84 élues! Pour représenter qui?

En partie grâce à l’avancée des Vert.e.s, parti très féminin, mais pas seulement, la proportion de femmes élues au Conseil national a fait un bond en avant de dix points, atteignant les 42%. C’est formidable. Ce qui me réjouit un peu moins, c’est la confusion qui règne sur ce sujet, déjà depuis bien avant les élections, entre les termes représentation et représentativité, souvent utilisés comme s’ils étaient interchangeables. Or, la notion de représentativité concerne uniquement les élu.e.s : sont-ils ou elles représentatifs de la population, ou d’une catégorie particulière de la population (les paysans, les ouvriers, les personnes LGBT, les femmes ou tout ce qu’on veut ?). Si oui, la représentation de ces catégories est assurée, si non elle ne l’est pas. Parler de la représentativité des paysans, des ouvriers, des personnes LGBT ou des femmes, ça ne veut rien dire.

Mais ce qui m’agace encore plus, c’est la totale absence d’une réflexion clairement posée quant au fait de savoir qui les élues représentent en leur qualité de femmes. On semble généralement sous-entendre qu’elles représentent les autres femmes. La parité en politique serait indispensable à la réalisation d’une vraie démocratie parce que la moitié féminine de la population a le droit d’être représentée au Parlement à égalité avec sa moitié masculine. On peut le dire comme ça, mais pour saisir le sens profond de la revendication de l’égalité des sexes en politique il faudrait le formuler autrement.

Ce qu’a signifié, en Suisse et dans toutes les autres démocraties représentatives, l’accès des femmes au droit d’être élues, c’est l’accès au droit de devenir des représentantes du peuple en général, et pas seulement des femmes qui en font partie. L’idéal d’un Parlement paritaire, ce n’est pas l’idéal d’un Parlement où les femmes suisses seraient autant représentées que les hommes suisses, c’est l’idéal d’un Parlement où la population suisse dans son ensemble serait représentée par un nombre égal de personnes issues des deux grandes catégories qui la composent. Ce qui est très différent.
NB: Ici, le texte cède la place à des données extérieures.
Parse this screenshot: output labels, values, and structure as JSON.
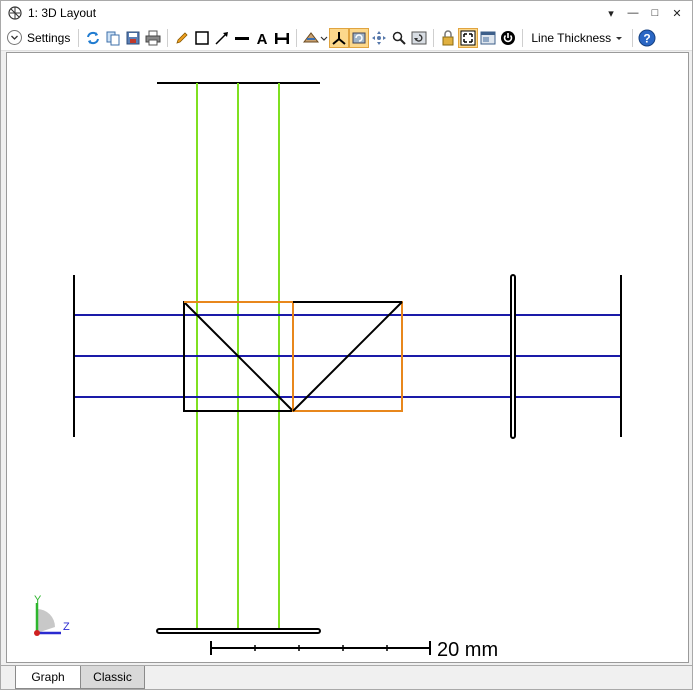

On en finirait ainsi avec les ridicules interrogations sur le fait de savoir comment Magdalena Martullo-Blocher et Adèle Thorens peuvent représenter la même catégorie de la population. Elles ne la représentent pas. Il importe qu’elles soient là en tant que femmes, elles et les autres élues d’aujourd’hui et de demain, uniquement au nom d’une équitable répartition du pouvoir entre les sexes, pas au nom de ce qu’elles vont en faire.

Bizarrerie électorale

En examinant mon matériel de vote d’électrice vaudoise, je constate une bizarrerie. Sept des douze candidat.e.s de la liste numéro 4 font mention de leur état civil et du nombre de leurs éventuels enfants – et ceci le plus souvent en première position sur la ligne qui leur est octroyée pour se présenter, comme si là était l’essentiel de leur identité. Cette liste se dénomme PDC ouVERTure, et son logo est identique à celui de la liste 18, celle du PDC tout court, où un phénomène similaire se produit. Ici les candidat.e.s qui se déclarent marié.e.s et/ou parents sont aussi majoritaires (neuf sur dix-sept), même si seulement quatre d’entre eux (deux hommes et deux femmes) commencent par donner cette information sur leur ligne de présentation.

En parcourant les autres listes en croix, car il y des limites au dévouement électoral, je repère ici ou là un «père de famille» ou une «mère de deux enfants», mais rien de comparable avec les deux listes PDC, ce qui au fond se comprend, ce parti s’autoproclamant celui «de la famille». Je m’étonne au passage que Claude Béglé, tête de liste du PDC tout court dans le canton de Vaud, s’abstienne de faire valoir, dans cette optique, son statut d’homme marié et surtout ses six enfants (nous n’avons pas gardé les cochons ensemble, j’ai juste regardé sur Wikipedia). Mais c’est vrai qu’il a fait beaucoup de choses dans sa vie, et une ligne, c’est court.

La liste PDC ouVERTure comporte une seule femme sur douze, ce qui me semble quelque peu contradictoire avec l’ouverture proclamée. Celle du parti «père» en comporte cinq sur dix-sept, ce qui est à peine mieux mais s’explique sans doute par la difficulté de trouver une sixième femme kamikaze. Quoi qu’il en soit, dans tout ça, ce qui me préoccupe le plus, c’est le mal-être existentiel probable qui doit accabler les candidats 11 et 12 de la liste 4, les seuls des deux listes PDC à avoir osé se déclarer ouvertement célibataires et même, pour l’un d’eux, célibataire sans enfants. Ça doit être dur. Bien que je n’aie aucune intention de voter pour eux, je leur exprime ma solidarité.